I waited at his desk while he pulled the Paula Wittlauer file. There were about a dozen black and white prints, eight by ten high-contrast glossies. Perhaps half of them showed Paula’s corpse from various angles. I had no interest in these, but I made myself look at them as a sort of reinforcement, so I wouldn’t forget what I was doing on the case.
The other pictures were interior shots of the L-shaped apartment. I noted the wide-open window, the dresser with the stereo sitting on it, the chair with her clothing piled haphazardly upon it. I separated the interior pictures from the ones showing the corpse and told Guzik I wanted to keep them for the time being. He didn’t mind.
He cocked his head and looked at me. “You got something?”
“Nothing worth talking about.”
“If you ever do, I’ll want to hear about it.”
“Sure.”
“You like the life you’re leading? Working private, scuffling around?”
“It seems to suit me.”
He thought it over, nodded. Then he started for the stairs and I followed after him.
Later that evening I managed to reach Ruth Wittlauer. I bundled the stereo into a cab and took it to her place. She lived in a well kept brownstone a block and a half from Gramercy Park. Her apartment was inexpensively furnished, but the pieces looked as if they’d been chosen with care. The place was clean and neat. Her clock radio was tuned to an FM station that was playing chamber music. She had coffee made and I accepted a cup and sipped it while I told her about recovering the stereo from Cary McCloud.
“I wasn’t sure whether you could use it,” I said, “but I couldn’t see any reason why he should keep it. You can always sell it.”
“No, I’ll keep it. I just have a twenty-dollar record player that I bought on 14th Street. Paula’s stereo cost a couple of hundred dollars.” She managed a smile. “So you’ve already more than earned what I gave you. Did he kill her?”
“No.”
“Are you sure?”
I nodded. “He’d kill if he had a reason, but I don’t think he did. And if he did kill her he’d never have taken the stereo or the drugs, and he wouldn’t have acted the way he did. There was never a moment when I had the feeling he’d killed her.”
“And you’re sure my sister killed herself?”

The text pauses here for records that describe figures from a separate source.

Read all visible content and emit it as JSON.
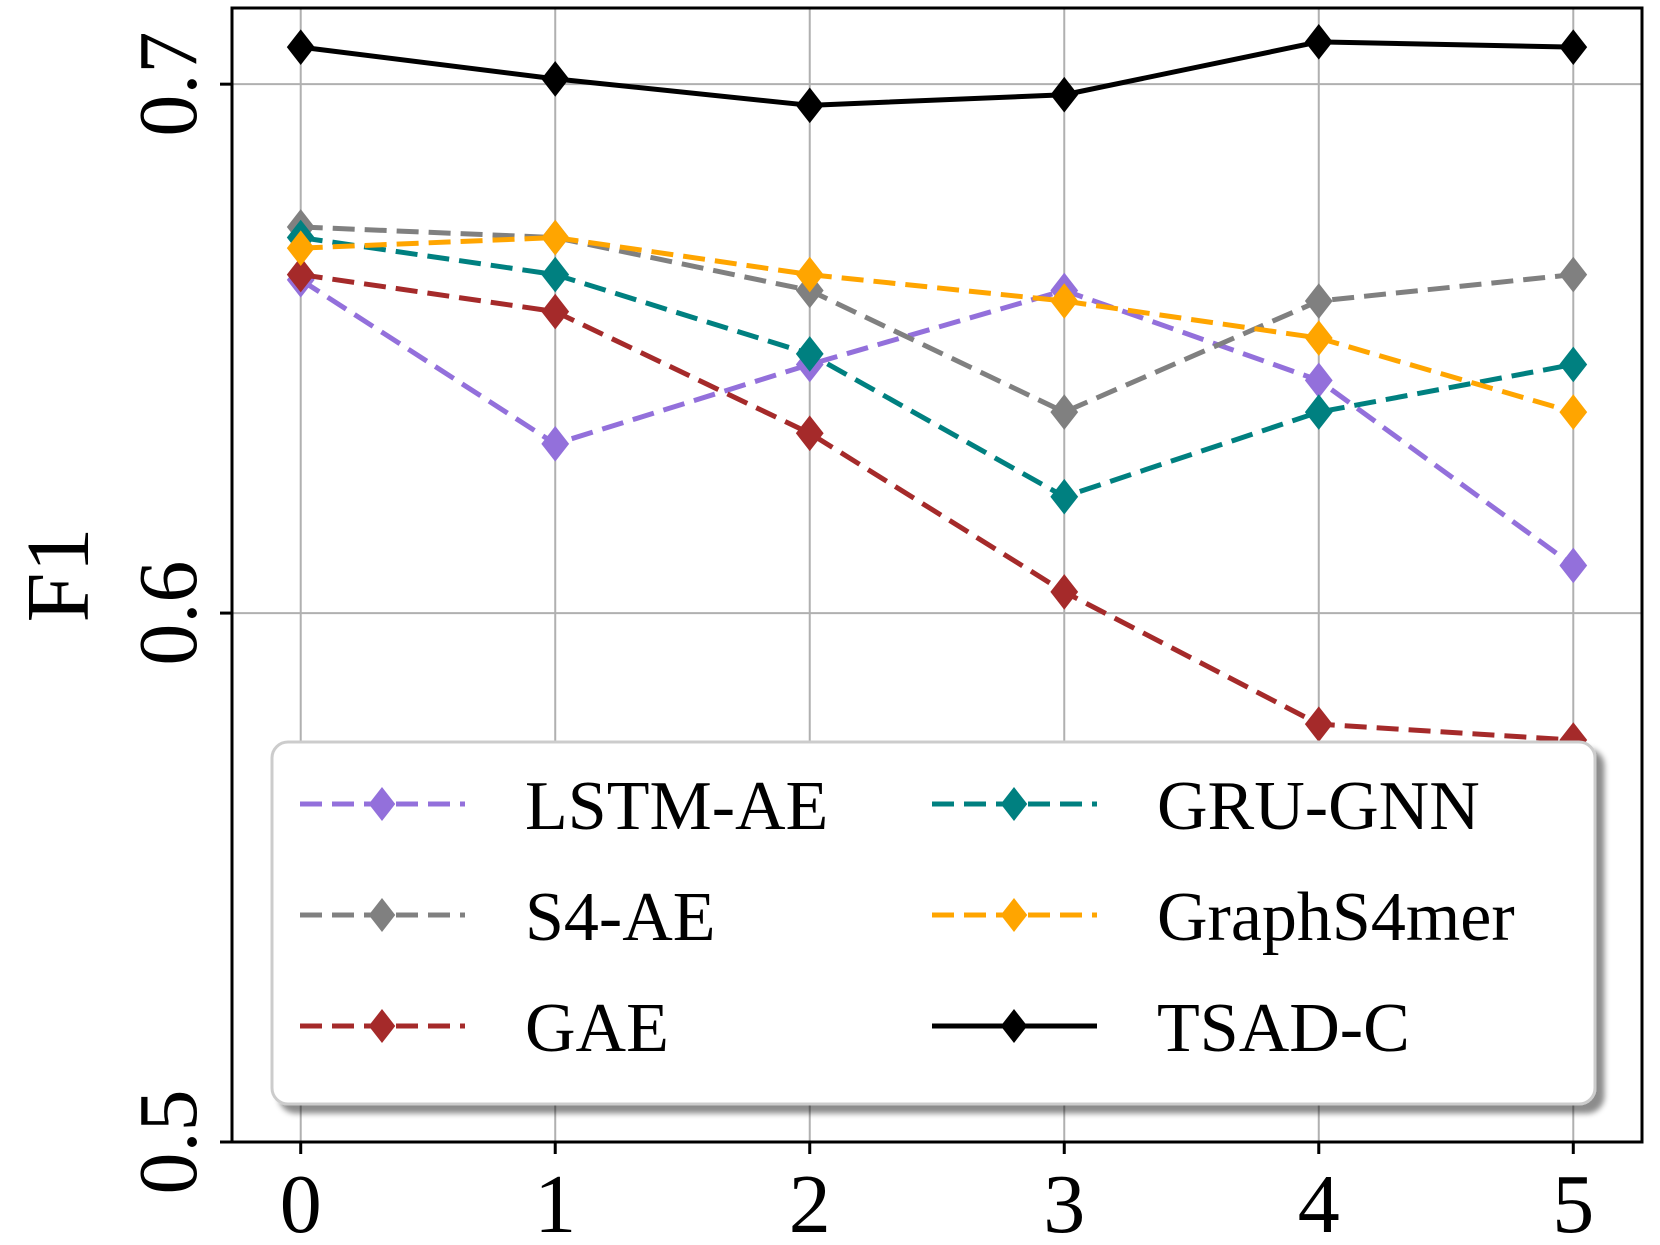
{
  "chart_data": {
    "type": "line",
    "title": "",
    "xlabel": "",
    "ylabel": "F1",
    "x": [
      0,
      1,
      2,
      3,
      4,
      5
    ],
    "x_tick_labels": [
      "0",
      "1",
      "2",
      "3",
      "4",
      "5"
    ],
    "y_ticks": [
      0.5,
      0.6,
      0.7
    ],
    "y_tick_labels": [
      "0.5",
      "0.6",
      "0.7"
    ],
    "xlim": [
      -0.27,
      5.27
    ],
    "ylim": [
      0.5,
      0.7144
    ],
    "grid": true,
    "legend_placement": "bottom-center",
    "series": [
      {
        "name": "LSTM-AE",
        "color": "#9370DB",
        "dashed": true,
        "values": [
          0.663,
          0.632,
          0.647,
          0.661,
          0.644,
          0.609
        ]
      },
      {
        "name": "S4-AE",
        "color": "#808080",
        "dashed": true,
        "values": [
          0.673,
          0.671,
          0.661,
          0.638,
          0.659,
          0.664
        ]
      },
      {
        "name": "GAE",
        "color": "#A52A2A",
        "dashed": true,
        "values": [
          0.664,
          0.657,
          0.634,
          0.604,
          0.579,
          0.576
        ]
      },
      {
        "name": "GRU-GNN",
        "color": "#008080",
        "dashed": true,
        "values": [
          0.671,
          0.664,
          0.649,
          0.622,
          0.638,
          0.647
        ]
      },
      {
        "name": "GraphS4mer",
        "color": "#FFA500",
        "dashed": true,
        "values": [
          0.669,
          0.671,
          0.664,
          0.659,
          0.652,
          0.638
        ]
      },
      {
        "name": "TSAD-C",
        "color": "#000000",
        "dashed": false,
        "values": [
          0.707,
          0.701,
          0.696,
          0.698,
          0.708,
          0.707
        ]
      }
    ]
  }
}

“No. I’m pretty sure someone gave her a hand.”
Her eyes widened.
I said, “It’s mostly intuition. But there are a few facts to support it.” I told her about the chain bolt, how it had proved to the police that Paula’d killed herself but how my experiment had shown it could have been fastened from the corridor.
Then I showed her the pictures I’d obtained from Guzik. I selected one shot which showed the chair with Paula’s clothing without showing too much of the window. “The chair,” I said, pointing at it. “I wanted to see a photograph taken at the time to make sure things hadn’t been rearranged by the cops or McCloud or somebody else. But that clothing’s exactly the way it was when I saw it.”
“I don’t understand.”
“The supposition is that Paula got undressed, put her clothes on the chair, then went to the window and jumped.” Her lip was trembling but she was holding herself together and I went on talking. “Or she’d taken her clothes off earlier and maybe she took a shower or a nap and then came back and jumped. But look at the chair. She didn’t fold her clothes neatly, she didn’t put them away — and she didn’t just drop them on the floor either. I’m no authority on the way women get undressed, but I don’t think many people do it that way.”